The meeting continued with presenting principal after principal, giving positive affirmations and accounts that they had seen with school police and why they so “desperately needed” police in their schools. But out of all the accounts of why police should be in school, the one response I cannot seem to understand is from Nikkia Rowe, a high school principal of Renaissance Academy High School who in pro-support of school police said “we cannot judge all based on the account of one.” I for one feel that this statement, especially coming from an adult and principle, is very hypocritical because on a everyday basis, the actions of one young person affect and define how all youth are seen in the eyes of our “supposed elders.” It is proven from this meeting and the fact that adults don’t like to listen to youth. Youth are so used to their voices being unheard that they don’t even bother to voice their opinions because they will be ignored.
Then as those of opposition began to talk, the atmosphere of the room changed. Much to my observation, as Assistant Public Defender, Jenny Egan began to speak, the north avenue board seemed to become very intense. See, Egan has provided them with information regarding school arrests and data that the school system fails to investigate. From the data, she told the board that well too often, “school police are used to enforce, and sometimes brutally enforce, low-level crimes.”
As Egan was rushed off the podium, one of the board members seemed to be prepared to oppose any arguments from students and people who were against school police, particularly against police carrying guns. This further established the environment as a very biased place because while it was open to the public to address their concerns, it seemed that the committee has already chosen its side. As the police supporters for guns roared in the room, I could no longer take the unfairness and hypocrisy going on in the room. After several outbursts and comments against the hypocritical supporters and several incidents where my co-workers asked me to be quiet, I decided it would be best if I’d leave the meeting. This decision not only came from the growing irritation from the bias, but from the lack the youth in the room to speak on behalf of themselves.

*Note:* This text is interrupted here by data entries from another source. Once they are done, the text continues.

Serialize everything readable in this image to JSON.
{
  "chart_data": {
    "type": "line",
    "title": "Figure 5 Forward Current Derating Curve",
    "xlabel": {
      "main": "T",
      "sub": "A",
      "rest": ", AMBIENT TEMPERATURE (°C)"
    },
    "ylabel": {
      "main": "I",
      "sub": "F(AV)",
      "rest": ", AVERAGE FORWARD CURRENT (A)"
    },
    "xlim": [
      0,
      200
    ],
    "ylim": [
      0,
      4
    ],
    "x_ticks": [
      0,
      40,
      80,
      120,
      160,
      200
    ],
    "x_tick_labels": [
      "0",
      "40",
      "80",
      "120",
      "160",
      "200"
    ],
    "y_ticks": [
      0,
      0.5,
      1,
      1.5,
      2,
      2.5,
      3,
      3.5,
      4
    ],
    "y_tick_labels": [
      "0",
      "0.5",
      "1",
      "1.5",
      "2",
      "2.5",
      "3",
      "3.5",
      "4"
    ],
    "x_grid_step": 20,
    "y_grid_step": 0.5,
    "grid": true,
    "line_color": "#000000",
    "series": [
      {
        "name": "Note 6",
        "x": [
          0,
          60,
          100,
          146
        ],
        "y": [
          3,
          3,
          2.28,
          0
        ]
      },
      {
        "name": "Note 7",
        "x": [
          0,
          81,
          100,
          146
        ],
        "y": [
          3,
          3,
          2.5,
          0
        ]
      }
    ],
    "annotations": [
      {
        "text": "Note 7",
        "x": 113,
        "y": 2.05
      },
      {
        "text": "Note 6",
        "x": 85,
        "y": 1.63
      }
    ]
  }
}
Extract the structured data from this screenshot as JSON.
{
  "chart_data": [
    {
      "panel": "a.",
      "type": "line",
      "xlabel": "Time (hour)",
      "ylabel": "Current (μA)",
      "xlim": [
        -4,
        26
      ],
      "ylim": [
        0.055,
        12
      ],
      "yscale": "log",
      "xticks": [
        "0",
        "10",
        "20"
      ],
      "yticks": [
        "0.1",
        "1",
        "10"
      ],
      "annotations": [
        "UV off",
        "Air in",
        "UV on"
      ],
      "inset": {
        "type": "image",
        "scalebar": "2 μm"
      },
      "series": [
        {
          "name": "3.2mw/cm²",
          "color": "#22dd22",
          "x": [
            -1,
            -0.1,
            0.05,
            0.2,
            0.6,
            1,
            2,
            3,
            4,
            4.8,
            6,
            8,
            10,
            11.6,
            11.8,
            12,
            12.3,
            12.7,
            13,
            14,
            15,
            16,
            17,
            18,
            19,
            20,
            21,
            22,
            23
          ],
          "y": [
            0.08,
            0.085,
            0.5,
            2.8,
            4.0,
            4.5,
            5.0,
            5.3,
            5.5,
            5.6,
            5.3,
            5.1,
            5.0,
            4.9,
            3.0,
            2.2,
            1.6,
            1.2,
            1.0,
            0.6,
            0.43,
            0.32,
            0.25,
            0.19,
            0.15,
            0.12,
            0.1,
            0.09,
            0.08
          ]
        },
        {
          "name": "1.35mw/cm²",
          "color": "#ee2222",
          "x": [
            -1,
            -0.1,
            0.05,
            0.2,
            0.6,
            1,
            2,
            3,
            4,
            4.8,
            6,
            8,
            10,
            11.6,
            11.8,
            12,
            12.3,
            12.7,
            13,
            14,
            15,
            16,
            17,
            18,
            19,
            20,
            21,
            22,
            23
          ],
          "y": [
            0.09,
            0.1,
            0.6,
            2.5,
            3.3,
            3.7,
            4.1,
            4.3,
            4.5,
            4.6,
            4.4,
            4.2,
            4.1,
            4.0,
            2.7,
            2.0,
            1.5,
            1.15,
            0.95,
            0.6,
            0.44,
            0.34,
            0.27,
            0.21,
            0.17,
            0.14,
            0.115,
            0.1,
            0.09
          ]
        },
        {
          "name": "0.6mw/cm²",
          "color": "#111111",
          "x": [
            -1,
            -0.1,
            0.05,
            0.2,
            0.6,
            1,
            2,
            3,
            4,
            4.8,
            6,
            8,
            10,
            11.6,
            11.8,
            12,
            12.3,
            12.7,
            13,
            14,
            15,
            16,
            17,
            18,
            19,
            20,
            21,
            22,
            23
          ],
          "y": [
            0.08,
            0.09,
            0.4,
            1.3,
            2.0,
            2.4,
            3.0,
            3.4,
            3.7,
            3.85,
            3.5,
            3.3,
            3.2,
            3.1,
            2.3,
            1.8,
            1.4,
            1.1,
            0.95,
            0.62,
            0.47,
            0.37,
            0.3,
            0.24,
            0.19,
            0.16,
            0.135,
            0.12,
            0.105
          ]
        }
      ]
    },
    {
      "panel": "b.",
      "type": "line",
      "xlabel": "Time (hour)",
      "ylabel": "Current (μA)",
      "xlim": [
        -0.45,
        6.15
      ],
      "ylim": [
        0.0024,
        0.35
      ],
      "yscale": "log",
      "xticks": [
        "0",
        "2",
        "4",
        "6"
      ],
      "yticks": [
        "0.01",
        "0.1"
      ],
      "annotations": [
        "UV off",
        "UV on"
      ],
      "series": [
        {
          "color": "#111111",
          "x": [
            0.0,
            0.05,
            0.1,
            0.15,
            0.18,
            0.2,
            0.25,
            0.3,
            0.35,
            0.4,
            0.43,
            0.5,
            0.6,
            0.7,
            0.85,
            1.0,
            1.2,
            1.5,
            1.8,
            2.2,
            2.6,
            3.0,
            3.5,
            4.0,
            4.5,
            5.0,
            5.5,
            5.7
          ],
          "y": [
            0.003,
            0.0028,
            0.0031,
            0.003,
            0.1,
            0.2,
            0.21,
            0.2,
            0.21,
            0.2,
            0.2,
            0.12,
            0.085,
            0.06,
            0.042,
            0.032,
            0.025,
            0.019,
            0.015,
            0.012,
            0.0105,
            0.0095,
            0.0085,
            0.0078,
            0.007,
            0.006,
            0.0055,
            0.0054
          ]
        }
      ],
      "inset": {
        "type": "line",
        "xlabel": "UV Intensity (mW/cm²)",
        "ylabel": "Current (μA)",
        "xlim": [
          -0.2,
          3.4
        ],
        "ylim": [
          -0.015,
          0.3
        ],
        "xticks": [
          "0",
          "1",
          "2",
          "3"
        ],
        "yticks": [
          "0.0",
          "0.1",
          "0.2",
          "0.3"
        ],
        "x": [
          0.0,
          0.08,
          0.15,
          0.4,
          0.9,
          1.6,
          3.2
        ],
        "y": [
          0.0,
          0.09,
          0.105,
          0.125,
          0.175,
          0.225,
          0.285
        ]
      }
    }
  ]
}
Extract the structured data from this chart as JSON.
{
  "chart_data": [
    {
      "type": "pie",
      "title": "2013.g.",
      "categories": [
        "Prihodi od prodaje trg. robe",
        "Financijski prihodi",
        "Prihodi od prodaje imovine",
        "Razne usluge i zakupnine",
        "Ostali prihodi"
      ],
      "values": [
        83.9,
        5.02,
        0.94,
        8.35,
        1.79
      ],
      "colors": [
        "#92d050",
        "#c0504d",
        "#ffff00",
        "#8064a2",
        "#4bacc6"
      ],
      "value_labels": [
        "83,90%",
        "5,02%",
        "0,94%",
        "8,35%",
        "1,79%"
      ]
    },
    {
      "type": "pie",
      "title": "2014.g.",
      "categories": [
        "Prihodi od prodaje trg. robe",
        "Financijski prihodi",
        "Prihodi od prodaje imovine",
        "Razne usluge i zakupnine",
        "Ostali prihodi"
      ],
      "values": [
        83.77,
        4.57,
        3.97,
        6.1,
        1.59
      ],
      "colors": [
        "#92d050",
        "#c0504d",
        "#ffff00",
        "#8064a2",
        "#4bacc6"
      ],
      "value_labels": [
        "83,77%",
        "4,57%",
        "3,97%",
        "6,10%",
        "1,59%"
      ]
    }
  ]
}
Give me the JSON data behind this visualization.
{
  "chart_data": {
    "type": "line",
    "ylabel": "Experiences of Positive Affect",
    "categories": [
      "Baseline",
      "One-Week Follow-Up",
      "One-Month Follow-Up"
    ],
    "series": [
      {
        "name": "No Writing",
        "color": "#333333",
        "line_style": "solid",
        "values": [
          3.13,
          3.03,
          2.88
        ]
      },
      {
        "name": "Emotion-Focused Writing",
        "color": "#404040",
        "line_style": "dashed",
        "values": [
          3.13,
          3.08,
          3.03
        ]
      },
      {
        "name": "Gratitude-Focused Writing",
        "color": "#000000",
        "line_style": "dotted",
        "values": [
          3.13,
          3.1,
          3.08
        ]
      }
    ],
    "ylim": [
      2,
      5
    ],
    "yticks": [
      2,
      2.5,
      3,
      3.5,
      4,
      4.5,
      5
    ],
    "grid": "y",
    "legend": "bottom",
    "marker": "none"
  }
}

There were literally only four youth who were there in regards to speaking out against police in schools, especially with guns. Afiya Ervin made the emphasis after the Reach Partnership beating of a student from a police officer that this should be a “wake up call.” She continued to say that “We are students. We are not enemies or punching bags.” Again, the students were faced with prepared opposition from a certain board member, which again asserted the idea previously made from principle Rowe, that one incident should not define all police officers.
After I and several others, along with the students from City Bloc who also presented arguments that the policy for police in schools needs to be heavily reviewed and revised from “top to bottom” by David Pontious, we discussed the frustration and hypocrisy we observed and felt inside the room. It’s one thing to ask the community how they feel about school police. It’s an especially easy thing to gather a bunch of adults in a room to say how necessary school police with guns are in schools. But it is totally another effort to gather a bunch of youth and ask them how they feel about school police, with guns. It is another thing to go around to city schools and ask them how they feel about them and what should be done. That’s really the only way that youth are going to actually be the future, if and only if we develop our own!